Nike realized that one of the achievable ways to close the loop on a product’s lifecycle is to reuse it to make a new product. In the case of athletic shoes, all of the components used to make the shoes can be reused to make sports and play surfaces to help kids get active and improve their lives. So the company developed a way to take old, tired, worn-out footwear and convert them to basketball courts, tennis courts, athletic fields, and running tracks.
In 1993, Nike began collecting shoes—both Nike shoes returned due to a material or workmanship flaw, as well as post-consumer, non-metal-containing athletic shoes of any brand. They took the footwear and tore it up to separate the materials into three categories—upper fabric, midsole foam, and outsole rubber. Each category of material was ground up and processed into what they company calls Nike Grind material. There are three distinct types of this material, each of which is used in a different way to make new sports surfaces, like soccer and football fields, running tracks, basketball and tennis courts, and playground surfacing.

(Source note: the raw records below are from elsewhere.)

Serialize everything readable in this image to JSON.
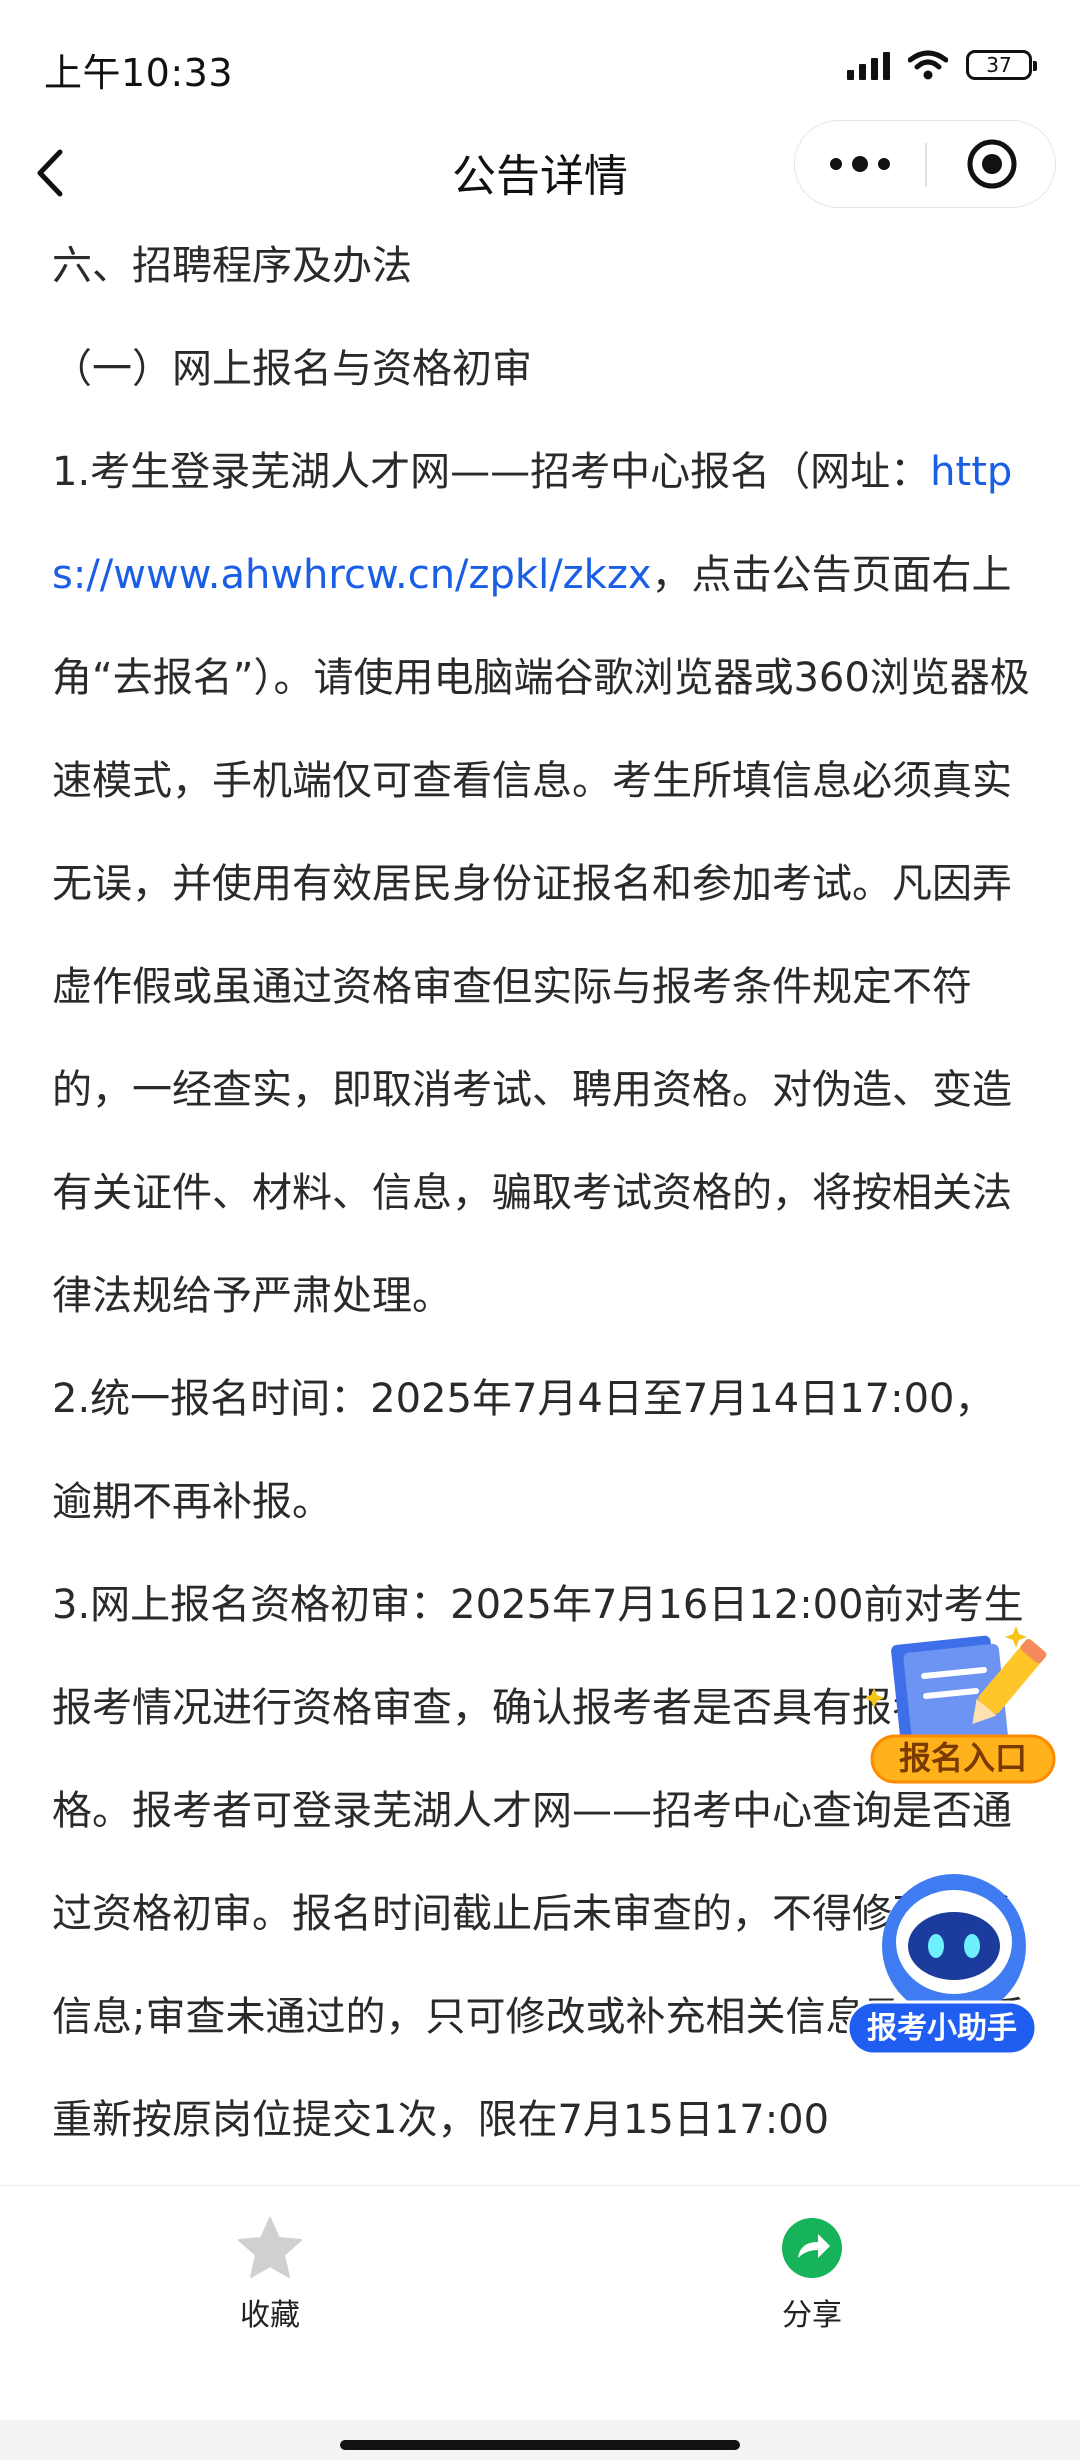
{
  "status_bar": {
    "time": "上午10:33",
    "battery": "37"
  },
  "nav": {
    "title": "公告详情",
    "back_icon": "chevron-left-icon",
    "more_icon": "more-dots-icon",
    "close_icon": "target-close-icon"
  },
  "article": {
    "section_heading": "六、招聘程序及办法",
    "sub_heading": "（一）网上报名与资格初审",
    "item1_prefix": "1.考生登录芜湖人才网——招考中心报名（网址：",
    "item1_link": "https://www.ahwhrcw.cn/zpkl/zkzx",
    "item1_suffix": "，点击公告页面右上角“去报名”）。请使用电脑端谷歌浏览器或360浏览器极速模式，手机端仅可查看信息。考生所填信息必须真实无误，并使用有效居民身份证报名和参加考试。凡因弄虚作假或虽通过资格审查但实际与报考条件规定不符的，一经查实，即取消考试、聘用资格。对伪造、变造有关证件、材料、信息，骗取考试资格的，将按相关法律法规给予严肃处理。",
    "item2": "2.统一报名时间：2025年7月4日至7月14日17:00，逾期不再补报。",
    "item3": "3.网上报名资格初审：2025年7月16日12:00前对考生报考情况进行资格审查，确认报考者是否具有报考资格。报考者可登录芜湖人才网——招考中心查询是否通过资格初审。报名时间截止后未审查的，不得修改报考信息;审查未通过的，只可修改或补充相关信息及材料后重新按原岗位提交1次，限在7月15日17:00"
  },
  "floating": {
    "signup_label": "报名入口",
    "assistant_label": "报考小助手"
  },
  "bottom_bar": {
    "favorite_label": "收藏",
    "favorite_icon": "star-icon",
    "share_label": "分享",
    "share_icon": "share-arrow-icon"
  },
  "colors": {
    "link": "#1a5ee6",
    "share_green": "#17b35a",
    "assistant_blue": "#1f5ef0",
    "signup_orange": "#f5a21a"
  }
}
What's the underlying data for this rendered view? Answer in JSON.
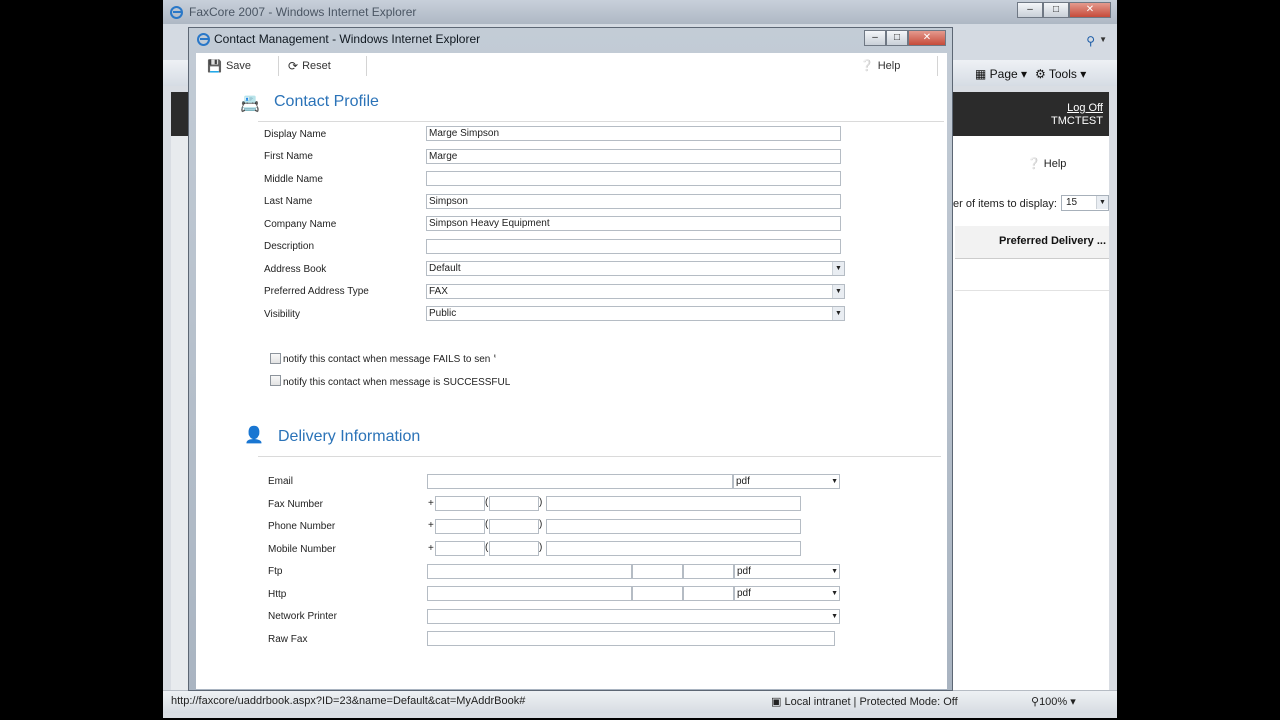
{
  "background_window": {
    "title": "FaxCore 2007 - Windows Internet Explorer",
    "cmd_page": "Page",
    "cmd_tools": "Tools",
    "log_off": "Log Off",
    "user": "TMCTEST",
    "help": "Help",
    "items_to_display_label": "er of items to display:",
    "items_to_display_value": "15",
    "column_preferred_delivery": "Preferred Delivery ...",
    "status_url": "http://faxcore/uaddrbook.aspx?ID=23&name=Default&cat=MyAddrBook#",
    "status_zone": "Local intranet | Protected Mode: Off",
    "status_zoom": "100%"
  },
  "popup": {
    "title": "Contact Management - Windows Internet Explorer",
    "toolbar": {
      "save": "Save",
      "reset": "Reset",
      "help": "Help"
    },
    "contact_profile": {
      "heading": "Contact Profile",
      "display_name": {
        "label": "Display Name",
        "value": "Marge Simpson"
      },
      "first_name": {
        "label": "First Name",
        "value": "Marge"
      },
      "middle_name": {
        "label": "Middle Name",
        "value": ""
      },
      "last_name": {
        "label": "Last Name",
        "value": "Simpson"
      },
      "company_name": {
        "label": "Company Name",
        "value": "Simpson Heavy Equipment"
      },
      "description": {
        "label": "Description",
        "value": ""
      },
      "address_book": {
        "label": "Address Book",
        "value": "Default"
      },
      "preferred_address_type": {
        "label": "Preferred Address Type",
        "value": "FAX"
      },
      "visibility": {
        "label": "Visibility",
        "value": "Public"
      },
      "notify_fail": "notify this contact when message FAILS to send",
      "notify_success": "notify this contact when message is SUCCESSFUL"
    },
    "delivery_information": {
      "heading": "Delivery Information",
      "email": {
        "label": "Email",
        "format": "pdf"
      },
      "fax_number": {
        "label": "Fax Number"
      },
      "phone_number": {
        "label": "Phone Number"
      },
      "mobile_number": {
        "label": "Mobile Number"
      },
      "ftp": {
        "label": "Ftp",
        "format": "pdf"
      },
      "http": {
        "label": "Http",
        "format": "pdf"
      },
      "network_printer": {
        "label": "Network Printer"
      },
      "raw_fax": {
        "label": "Raw Fax"
      }
    }
  }
}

Nike’s Reuse-A-Shoe program also employs recycled materials from recycling centers in contract factories located in China, Indonesia, and Vietnam. Their Reuse-A-Shoe program is being expanded around the world, with programs already established in the U.K., Australia, and Japan. Collection efforts will continue to grow, gathering up millions of shoes that will ultimately be converted into places where kids can play and get fit.
Reuse-A-Shoe is an integral part of Nike GO, Nike’s long-term commitment to promote healthier lifestyles for kids through increasing their physical activity. Since the Reuse-A-Shoe program began over 13 years ago, Nike has helped to construct more than 170 sport and activity surfaces to communities around the world. The surfaces have been donated in places where kids wouldn’t otherwise have access to high-performance sports surfaces—so not only does the environment win by fewer shoes being thrown away, children around the world win even bigger by having places to play, exercise, and stay healthy.